Solve application problems using quadratic functions.

To find the systolic pressure for a person of age 45 years, just plug in y = 45:

P = 0.004y² - 0.02y + 120

P = 0.004(45)² - 0.02(45) + 120

P = 0.004(2025) - 0.9 + 120

P = 8.1 - 0.9 + 120

P = 127.2

To find a person's age if their systolic pressure is 127.54 mm Hg, plug in P = 127.54

P = 0.004y² - 0.02y + 120

127.54 = 0.004y² - 0.02y + 120

0 = 0.004y² - 0.02y - 7.54

Use the quadratic formula to solve this. The quadratic formula (for ay² + by + c = 0) is:

y = [-b ± √(b² - 4ac)]/(2a)

In this case a = 0.004, b = - 0.02 and c = - 7.54 so:

y = [-b ± √(b² - 4ac)]/(2a)

y = [-(-0.02) ± √((0.02)² - 4(0.004)(-7.54))]/(2(0.004))

y = [0.02 ± √(0.0004 + 0.12064)]/0.008

y = [0.02 ± √0.12104]/0.008

y = [0.02 ± 0.3479]/0.008

So, breaking it into 2 parts

1) y = [0.02 + 0.3479]/0.008 or y = 0.3679/0.008 = 45.989

2) y = [0.02 - 0.3479]/0.008 or y = -0.3279/0.008 = -40.989

Since -40.988 makes no sense (40.989 years before birth), we throw that answer out.

The age where a person's systolic pressure is 127.54 mm Hg is 46 (rounded)

Question: A person’s systolic blood pressure, which is measured in millimeters of mercury (mm Hg), depends on a person’s age, in years. The equation: P = 0.004y² - 0.02y + 120 gives a person’s blood pressure, P, at age y years.

A.) Find the systolic pressure, to the nearest tenth of a millimeter, for a person of age 45 years.

B.) If a person’s systolic pressure is 127.54 mm Hg, what is their age (rounded to the nearest whole year)?

Answer: Sounds like bloody good fun!

Your model is a parabola that opens upwards, so let's identify this trend: as age increases, so will systolic blood pressure. You should be able to discard values of y (age in years) that are less than zero, since it is not possible to have a negative age.

A.) You're given the age, and asked to find the systolic pressure. Plug in 45 where you see "y":

P = 0.004(45)² - 0.02(45) + 120 = 127.2 mm Hg.

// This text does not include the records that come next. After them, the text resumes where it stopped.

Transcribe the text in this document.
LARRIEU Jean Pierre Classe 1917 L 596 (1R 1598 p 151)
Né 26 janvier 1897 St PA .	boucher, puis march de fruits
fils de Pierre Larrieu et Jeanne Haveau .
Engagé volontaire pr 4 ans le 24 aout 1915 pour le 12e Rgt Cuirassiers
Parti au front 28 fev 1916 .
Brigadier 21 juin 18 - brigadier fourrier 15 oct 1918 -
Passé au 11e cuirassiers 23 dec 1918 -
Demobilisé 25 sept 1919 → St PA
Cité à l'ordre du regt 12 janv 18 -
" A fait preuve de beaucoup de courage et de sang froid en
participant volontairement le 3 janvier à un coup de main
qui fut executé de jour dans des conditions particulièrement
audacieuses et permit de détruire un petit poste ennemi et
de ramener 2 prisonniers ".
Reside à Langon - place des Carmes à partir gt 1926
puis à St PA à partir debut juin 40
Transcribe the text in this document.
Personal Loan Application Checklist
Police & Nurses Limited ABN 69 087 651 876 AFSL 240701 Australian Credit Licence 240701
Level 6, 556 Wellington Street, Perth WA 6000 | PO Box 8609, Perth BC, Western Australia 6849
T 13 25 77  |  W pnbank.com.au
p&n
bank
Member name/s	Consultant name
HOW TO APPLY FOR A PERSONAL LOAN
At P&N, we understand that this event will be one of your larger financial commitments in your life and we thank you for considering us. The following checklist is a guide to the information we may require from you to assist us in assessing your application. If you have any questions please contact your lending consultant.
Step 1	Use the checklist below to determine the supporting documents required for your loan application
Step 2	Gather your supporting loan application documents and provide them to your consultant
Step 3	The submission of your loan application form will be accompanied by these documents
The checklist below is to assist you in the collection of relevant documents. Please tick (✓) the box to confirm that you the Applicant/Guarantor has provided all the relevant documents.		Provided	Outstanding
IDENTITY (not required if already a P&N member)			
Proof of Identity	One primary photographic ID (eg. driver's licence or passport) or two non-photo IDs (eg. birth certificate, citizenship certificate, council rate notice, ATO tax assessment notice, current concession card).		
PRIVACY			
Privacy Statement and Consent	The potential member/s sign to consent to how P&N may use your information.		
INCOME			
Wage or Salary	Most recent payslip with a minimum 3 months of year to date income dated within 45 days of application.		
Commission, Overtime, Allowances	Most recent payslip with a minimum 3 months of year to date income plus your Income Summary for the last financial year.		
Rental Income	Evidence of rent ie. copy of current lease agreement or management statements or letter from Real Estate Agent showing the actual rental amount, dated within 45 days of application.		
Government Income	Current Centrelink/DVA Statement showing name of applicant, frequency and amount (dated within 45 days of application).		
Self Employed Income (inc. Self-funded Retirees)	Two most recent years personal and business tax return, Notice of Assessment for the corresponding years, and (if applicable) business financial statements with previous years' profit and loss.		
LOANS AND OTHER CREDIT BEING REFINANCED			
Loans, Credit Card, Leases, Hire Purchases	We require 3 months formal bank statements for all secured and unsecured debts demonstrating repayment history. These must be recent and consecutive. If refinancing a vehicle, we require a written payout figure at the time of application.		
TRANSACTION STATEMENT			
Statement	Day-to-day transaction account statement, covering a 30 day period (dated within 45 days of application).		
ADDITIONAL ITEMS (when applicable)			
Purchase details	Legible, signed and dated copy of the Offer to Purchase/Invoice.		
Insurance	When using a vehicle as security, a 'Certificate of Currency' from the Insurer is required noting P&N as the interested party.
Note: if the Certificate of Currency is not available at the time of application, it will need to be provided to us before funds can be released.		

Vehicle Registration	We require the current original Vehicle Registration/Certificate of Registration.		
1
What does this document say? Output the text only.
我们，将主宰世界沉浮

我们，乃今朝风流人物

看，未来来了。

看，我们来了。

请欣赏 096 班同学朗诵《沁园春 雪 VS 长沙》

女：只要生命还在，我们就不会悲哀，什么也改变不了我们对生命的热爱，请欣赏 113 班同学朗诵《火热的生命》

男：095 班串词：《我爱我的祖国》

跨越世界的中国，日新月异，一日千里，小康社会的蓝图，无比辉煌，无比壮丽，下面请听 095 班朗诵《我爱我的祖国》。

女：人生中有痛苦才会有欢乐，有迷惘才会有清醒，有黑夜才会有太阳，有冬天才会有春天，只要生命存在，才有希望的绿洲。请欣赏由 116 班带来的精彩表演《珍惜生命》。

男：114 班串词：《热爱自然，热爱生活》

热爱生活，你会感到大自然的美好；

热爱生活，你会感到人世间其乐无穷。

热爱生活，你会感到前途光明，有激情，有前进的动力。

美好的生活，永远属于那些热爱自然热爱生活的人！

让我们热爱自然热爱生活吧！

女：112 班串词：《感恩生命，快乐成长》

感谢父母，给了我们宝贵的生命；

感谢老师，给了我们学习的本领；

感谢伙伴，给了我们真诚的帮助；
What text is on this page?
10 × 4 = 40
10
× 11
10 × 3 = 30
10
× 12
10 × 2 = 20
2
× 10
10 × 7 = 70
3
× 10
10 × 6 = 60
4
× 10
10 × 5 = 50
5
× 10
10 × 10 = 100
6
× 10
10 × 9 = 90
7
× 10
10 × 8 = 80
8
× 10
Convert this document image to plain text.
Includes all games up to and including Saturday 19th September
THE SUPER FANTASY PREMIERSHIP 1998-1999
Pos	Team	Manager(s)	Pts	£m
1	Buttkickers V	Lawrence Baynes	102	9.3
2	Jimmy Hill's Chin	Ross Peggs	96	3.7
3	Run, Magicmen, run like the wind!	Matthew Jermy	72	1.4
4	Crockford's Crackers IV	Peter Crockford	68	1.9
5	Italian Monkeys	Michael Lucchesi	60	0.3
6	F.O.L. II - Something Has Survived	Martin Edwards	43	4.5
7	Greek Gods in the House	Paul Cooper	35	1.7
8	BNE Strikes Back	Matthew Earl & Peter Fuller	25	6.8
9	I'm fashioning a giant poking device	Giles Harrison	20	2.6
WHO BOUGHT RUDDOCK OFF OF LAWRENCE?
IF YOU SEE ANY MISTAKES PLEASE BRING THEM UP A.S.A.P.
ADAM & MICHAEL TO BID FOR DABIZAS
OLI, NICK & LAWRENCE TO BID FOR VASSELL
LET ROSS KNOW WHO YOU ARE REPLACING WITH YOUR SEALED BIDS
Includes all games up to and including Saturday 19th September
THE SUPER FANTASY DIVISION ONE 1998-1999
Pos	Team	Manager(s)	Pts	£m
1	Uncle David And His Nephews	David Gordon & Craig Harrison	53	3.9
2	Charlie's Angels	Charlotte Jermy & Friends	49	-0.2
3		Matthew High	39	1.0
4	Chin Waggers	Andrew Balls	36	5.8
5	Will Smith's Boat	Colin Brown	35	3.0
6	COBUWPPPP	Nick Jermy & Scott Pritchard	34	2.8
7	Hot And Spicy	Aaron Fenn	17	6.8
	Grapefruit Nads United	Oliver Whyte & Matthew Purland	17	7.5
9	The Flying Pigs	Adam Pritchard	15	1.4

B.) This is where the problem will look more like your quadratic formula process. Plug in 127.54 for P, and solve for y.

(127.54) = 0.004y² - 0.02y + 120 ---> 0 = 0.004y² - 0.02y - 7.54. This is in the standard form of a quadratic equation.

Identify a, b, and c here. a = 0.004, b = -0.02, c = -7.54. Place these numbers into the quadratic formula and simplify. Round to the nearest whole year. Although you'll get two answers, keep the positive answer since negative years do not make sense in this real world application.

y is approximately 45.988504, and upon rounding, we find that a person who is 46 years of age will have a systolic blood pressure of 127.54 mm Hg.